Actualités sur le Xiaomi Mi 10

Le 7 avril 2020, deux mois après leur annonce, Xiaomi livrait en France ses Mi 10 et Mi 10 Pro en remplacement des gammes Mi 9. Toutefois, contrairement aux 499 euros nécessaires pour s’offrir un Xiaomi Mi 9, il faut dépenser 799 euros pour acquérir un Mi 10 et même 999 euros pour un Mi 10 Pro. Cette augmentation significative du prix montre la volonté pour le constructeur chinois de gagner en crédibilité sur le segment des smartphones haut de gamme. Jusqu’ici, il s’était illustré sur l’entrée et le milieu de gamme et ses produits avaient l’image d’un excellent rapport qualité-prix. Avec le Mi 10 et surtout le Mi 10 Pro, Xiaomi souhaite montrer qu’il sait faire aussi bien que Samsung, Apple ou Huawei.

Une sensation premium au premier regard

Pour cela, le constructeur chinois a refondu totalement le design de l’appareil, privilégiant la symétrie et les arrondis. Le rendu et la prise en main du Mi 10 donnent la sensation d’un smartphone très haut de gamme. L’écran de 6,67 pouces vient s’étirer sur les tranches latérales, le poinçon de 4 mm placé en angle est très discret. Le dos de l’appareil est en verre coloré mat qui permet là encore de donner une image premium, tout en évitant les traces de doigts. Le premier élément qui surprend sur le Mi 10 et le Mi 10 Pro est l’écran. Avec une dalle Super AMOLED Full HD+ très lumineuse et peu réflective, l’utilisation en extérieur ne souffre d’aucune critique. Aidé par un taux de rafraichissement de 90 Hz, des couleurs très bien calibrées et des noirs profonds, il s’avère être le smartphone idéal pour les amateurs de contenu audiovisuel. C’est d’autant plus vrai que si Xiaomi n’a pas jugé bon de doter le Mi 10 d’une prise audio jack, il l’a tout de même équipé de 2 puissants haut-parleurs et du Bluetooth 5.1.
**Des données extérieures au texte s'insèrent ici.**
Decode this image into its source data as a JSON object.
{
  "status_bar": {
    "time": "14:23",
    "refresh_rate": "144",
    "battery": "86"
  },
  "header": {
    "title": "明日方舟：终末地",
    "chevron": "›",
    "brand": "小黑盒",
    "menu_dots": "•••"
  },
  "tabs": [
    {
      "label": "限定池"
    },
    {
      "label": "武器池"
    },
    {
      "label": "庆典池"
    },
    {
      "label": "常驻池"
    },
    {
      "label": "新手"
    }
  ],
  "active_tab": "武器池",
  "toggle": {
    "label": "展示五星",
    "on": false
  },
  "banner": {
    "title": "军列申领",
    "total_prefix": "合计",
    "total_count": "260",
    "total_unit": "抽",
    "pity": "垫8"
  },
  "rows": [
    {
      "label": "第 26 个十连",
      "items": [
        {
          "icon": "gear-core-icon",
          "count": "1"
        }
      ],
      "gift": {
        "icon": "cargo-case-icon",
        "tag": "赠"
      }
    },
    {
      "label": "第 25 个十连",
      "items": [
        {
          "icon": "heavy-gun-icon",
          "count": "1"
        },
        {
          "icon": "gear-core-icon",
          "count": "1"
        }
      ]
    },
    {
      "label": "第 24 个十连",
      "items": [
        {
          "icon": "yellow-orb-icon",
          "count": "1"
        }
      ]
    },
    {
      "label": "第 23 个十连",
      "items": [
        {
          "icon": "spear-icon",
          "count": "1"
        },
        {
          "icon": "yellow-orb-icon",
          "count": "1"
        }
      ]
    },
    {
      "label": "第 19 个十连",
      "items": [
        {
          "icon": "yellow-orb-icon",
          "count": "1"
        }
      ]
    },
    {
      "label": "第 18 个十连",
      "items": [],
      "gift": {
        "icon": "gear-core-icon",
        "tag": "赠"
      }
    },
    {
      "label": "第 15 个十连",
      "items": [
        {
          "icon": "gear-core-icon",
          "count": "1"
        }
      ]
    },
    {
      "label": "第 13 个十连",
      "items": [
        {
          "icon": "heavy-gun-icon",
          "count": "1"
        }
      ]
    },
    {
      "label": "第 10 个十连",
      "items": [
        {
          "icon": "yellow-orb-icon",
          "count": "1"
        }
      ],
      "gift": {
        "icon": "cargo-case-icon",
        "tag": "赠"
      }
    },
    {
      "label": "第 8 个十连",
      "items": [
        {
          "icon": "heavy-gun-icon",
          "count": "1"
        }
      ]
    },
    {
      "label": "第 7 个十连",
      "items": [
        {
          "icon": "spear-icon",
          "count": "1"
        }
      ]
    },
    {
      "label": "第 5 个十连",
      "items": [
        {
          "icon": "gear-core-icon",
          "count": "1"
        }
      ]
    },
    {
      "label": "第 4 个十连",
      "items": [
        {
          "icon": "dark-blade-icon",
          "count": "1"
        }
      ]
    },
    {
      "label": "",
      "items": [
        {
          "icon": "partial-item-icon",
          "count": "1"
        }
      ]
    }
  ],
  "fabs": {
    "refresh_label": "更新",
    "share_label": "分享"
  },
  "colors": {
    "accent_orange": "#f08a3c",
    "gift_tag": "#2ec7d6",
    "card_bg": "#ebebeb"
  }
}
La puissance brute du Snapdragon 865

Afin de faire de ce smartphone un appareil sur lequel on peut compter en toutes circonstances, Xiaomi a choisi le très puissant SoC Snapdragon 865 accompagné de son modem 5G. Il est épaulé par 8 Go de LPDDR5 et 256 Go de stockage UFS 3.0 non extensible. Tout cela contribue à une excellente expérience, que ce soit dans l’utilisation d’Android 10 et de sa surcouche MIUI, dans la navigation Web ou même dans les jeux les plus exigeants. Rien ne résiste à la puissance brute du Mi 10, qui se place ainsi au niveau d’un Galaxy S20 Ultra.

Une autonomie remarquable

Sous le capot du Mi 10 se cache une batterie de 4780 mAh. Elle fournit suffisamment d’énergie pour tenir une journée et demie en utilisation standard. En cas de besoin, la recharge rapide 30 W par USB-C ou par induction permettra de recharger le smartphone en une heure environ. Entre la présence du déverrouillage par empreinte digitale dont le capteur est placé sous l’écran ou par reconnaissance faciale 2D contrairement aux Google Pixel ou iPhone par exemple, l’utilisation au quotidien est aisée. Elle l’est d’autant plus que le Mi 10 intègre le NFC, le WiFi 6 et la recharge par induction bidirectionnelle qui permet de recharger une paire d’écouteurs sans fil ou même un autre smartphone.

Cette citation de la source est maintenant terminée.